Is NPM really collaborative? People just throw stuff out there and you can pick it up. It's the least commons denominator of collaboration.

The thing that NPM is missing is trust and trust doesn't scale to 1000x dependencies.

[nicoburns]

IMO the solution is auditing. We should be auditing every single version of every single dependency before we use it. Not necessarily personally, but we could have a review system like Ebay/Uber/AirBnB and require N trusted reviews.

[ryandrake]

This is the way. But people read it, nod their heads, and then go back to yolo'ing dependencies into their project without reading them. Culture change is needed.

[nicoburns]

> Culture change is needed.

Yes, but IMO a tooling change is needed first. There just isn't good infrastructure fir doing this.

[Jarwain]

Something that I keep thinking about is spec driven design.

If, for code, there is a parallel "state" document with the intent behind each line of code, each function

And in conjunction that state document is connected to a "higher layer of abstraction" document (recursively up as needed) to tie in higher layers of intent

Such a thing would make it easier to surface weird behavior imo, alongside general "spec driven design" perks.

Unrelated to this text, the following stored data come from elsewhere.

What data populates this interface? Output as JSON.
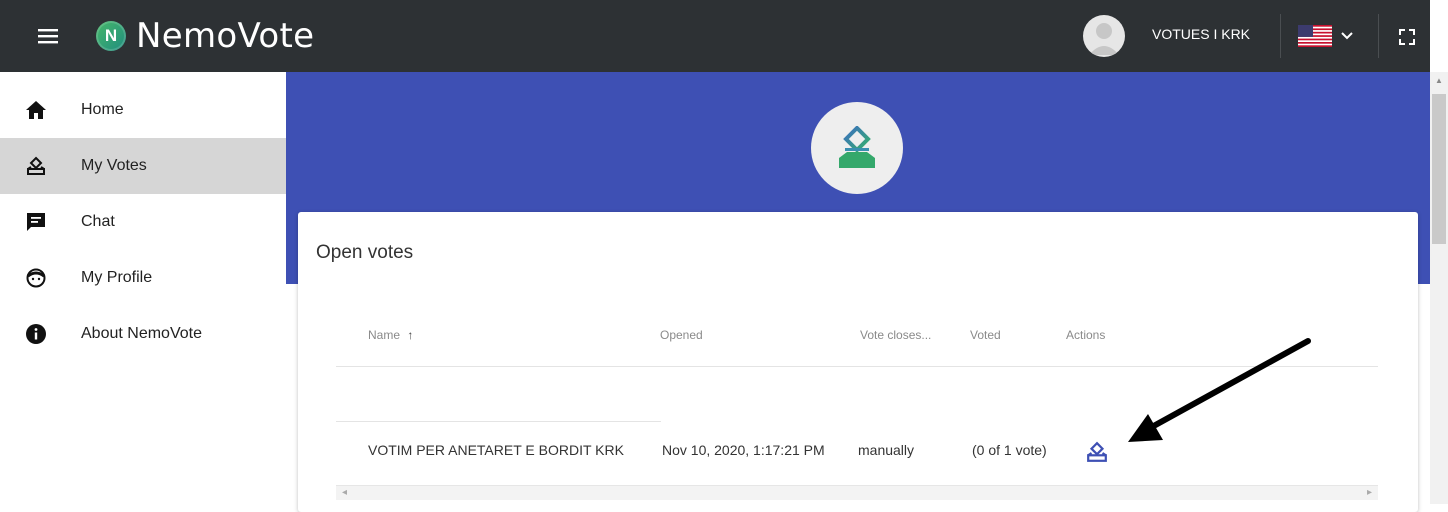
{
  "app": {
    "logo_letter": "N",
    "logo_text": "NemoVote"
  },
  "header": {
    "user_name": "VOTUES I KRK",
    "icons": [
      "menu-icon",
      "avatar",
      "us-flag-icon",
      "chevron-down-icon",
      "fullscreen-icon"
    ]
  },
  "sidebar": {
    "items": [
      {
        "label": "Home",
        "icon": "home-icon",
        "active": false
      },
      {
        "label": "My Votes",
        "icon": "ballot-icon",
        "active": true
      },
      {
        "label": "Chat",
        "icon": "chat-icon",
        "active": false
      },
      {
        "label": "My Profile",
        "icon": "face-icon",
        "active": false
      },
      {
        "label": "About NemoVote",
        "icon": "info-icon",
        "active": false
      }
    ]
  },
  "main": {
    "title": "Open votes",
    "columns": [
      "Name",
      "Opened",
      "Vote closes...",
      "Voted",
      "Actions"
    ],
    "sort_indicator": "↑",
    "rows": [
      {
        "name": "VOTIM PER ANETARET E BORDIT KRK",
        "opened": "Nov 10, 2020, 1:17:21 PM",
        "closes": "manually",
        "voted": "(0 of 1 vote)",
        "action_icon": "ballot-icon"
      }
    ]
  },
  "colors": {
    "topbar": "#2d3134",
    "banner": "#3e50b4",
    "active_nav": "#d6d6d6",
    "accent": "#3e50b4",
    "logo_green": "#3aa86a"
  }
}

More human readable = more eyes, and potential for automated LLM analysis too.

I'm not sure it'd be _Perfect_, but I think it'd be loads better than what we've got now

[Cyph0n]

I think the solution is a build system that requires version pinning - options include Nix, Bazel, and Buck.

[stefan_bobev]

I am a big fan of Bazel and have explored Nix (although, regrettably not used it in anger quite yet) - both seem like good steps in the right direction and something I would love to see more usage/evolution of. However, it is important to recognize that these tools have a steep learning curve and require deep knowledge in more than one aspect in order to be used effectively/at all.

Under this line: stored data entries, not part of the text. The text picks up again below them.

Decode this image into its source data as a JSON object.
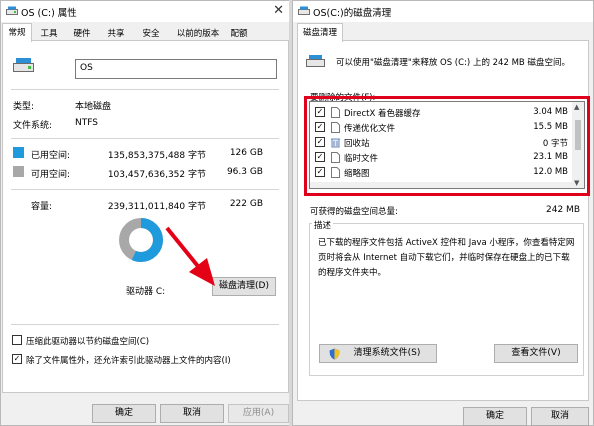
{
  "colors": {
    "used": "#1f9bdd",
    "free": "#a8a8a8",
    "highlight": "#e0001b",
    "arrow": "#e40016"
  },
  "left_window": {
    "title": "OS (C:) 属性",
    "tabs": [
      "常规",
      "工具",
      "硬件",
      "共享",
      "安全",
      "以前的版本",
      "配额"
    ],
    "drive_name": "OS",
    "type_label": "类型:",
    "type_value": "本地磁盘",
    "fs_label": "文件系统:",
    "fs_value": "NTFS",
    "used_label": "已用空间:",
    "used_bytes": "135,853,375,488 字节",
    "used_gb": "126 GB",
    "free_label": "可用空间:",
    "free_bytes": "103,457,636,352 字节",
    "free_gb": "96.3 GB",
    "capacity_label": "容量:",
    "capacity_bytes": "239,311,011,840 字节",
    "capacity_gb": "222 GB",
    "used_fraction": 0.568,
    "drive_label": "驱动器 C:",
    "cleanup_button": "磁盘清理(D)",
    "compress_option": "压缩此驱动器以节约磁盘空间(C)",
    "compress_checked": false,
    "index_option": "除了文件属性外，还允许索引此驱动器上文件的内容(I)",
    "index_checked": true,
    "ok": "确定",
    "cancel": "取消",
    "apply": "应用(A)"
  },
  "right_window": {
    "title": "OS(C:)的磁盘清理",
    "tab": "磁盘清理",
    "intro": "可以使用\"磁盘清理\"来释放 OS (C:) 上的 242 MB 磁盘空间。",
    "list_label": "要删除的文件(F):",
    "files": [
      {
        "name": "DirectX 着色器缓存",
        "size": "3.04 MB",
        "checked": true,
        "icon": "file-icon"
      },
      {
        "name": "传递优化文件",
        "size": "15.5 MB",
        "checked": true,
        "icon": "file-icon"
      },
      {
        "name": "回收站",
        "size": "0 字节",
        "checked": true,
        "icon": "recycle-bin-icon"
      },
      {
        "name": "临时文件",
        "size": "23.1 MB",
        "checked": true,
        "icon": "file-icon"
      },
      {
        "name": "缩略图",
        "size": "12.0 MB",
        "checked": true,
        "icon": "file-icon"
      }
    ],
    "gain_label": "可获得的磁盘空间总量:",
    "gain_value": "242 MB",
    "desc_title": "描述",
    "desc_text": [
      "已下载的程序文件包括 ActiveX 控件和 Java 小程序，你查看特定网",
      "页时将会从 Internet 自动下载它们，并临时保存在硬盘上的已下载",
      "的程序文件夹中。"
    ],
    "clean_system_button": "清理系统文件(S)",
    "view_files_button": "查看文件(V)",
    "ok": "确定",
    "cancel": "取消"
  }
}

Speed of development and development experience are not metrics to be minimized/discarded lightly. If you were to start a company/product/project tomorrow, a lot of the things you want to be doing in the beginning are not related to these tools. You probably, most of the time, want to be exploring your solution space. Creating a development and CI/CD environment that can fully take advantage of these tools capabilities (like hermeticity and reproducibility) is not straightforward - in most cases setting up, scaling and maintaining these often requires a whole team with knowledge that most developers won't have. You don't want to gatekeep the writing of new software behind such requirements. But I do agree that the default should be closer to this, than what we have today. How we get there - now that is the million dollar question.

[trollbridge]

Back in the days of Makefilea and autoconf, we tended to require specific versions and would document that in the readme.

[LtWorf]

Unless you audit the version you're pinning, what's the difference?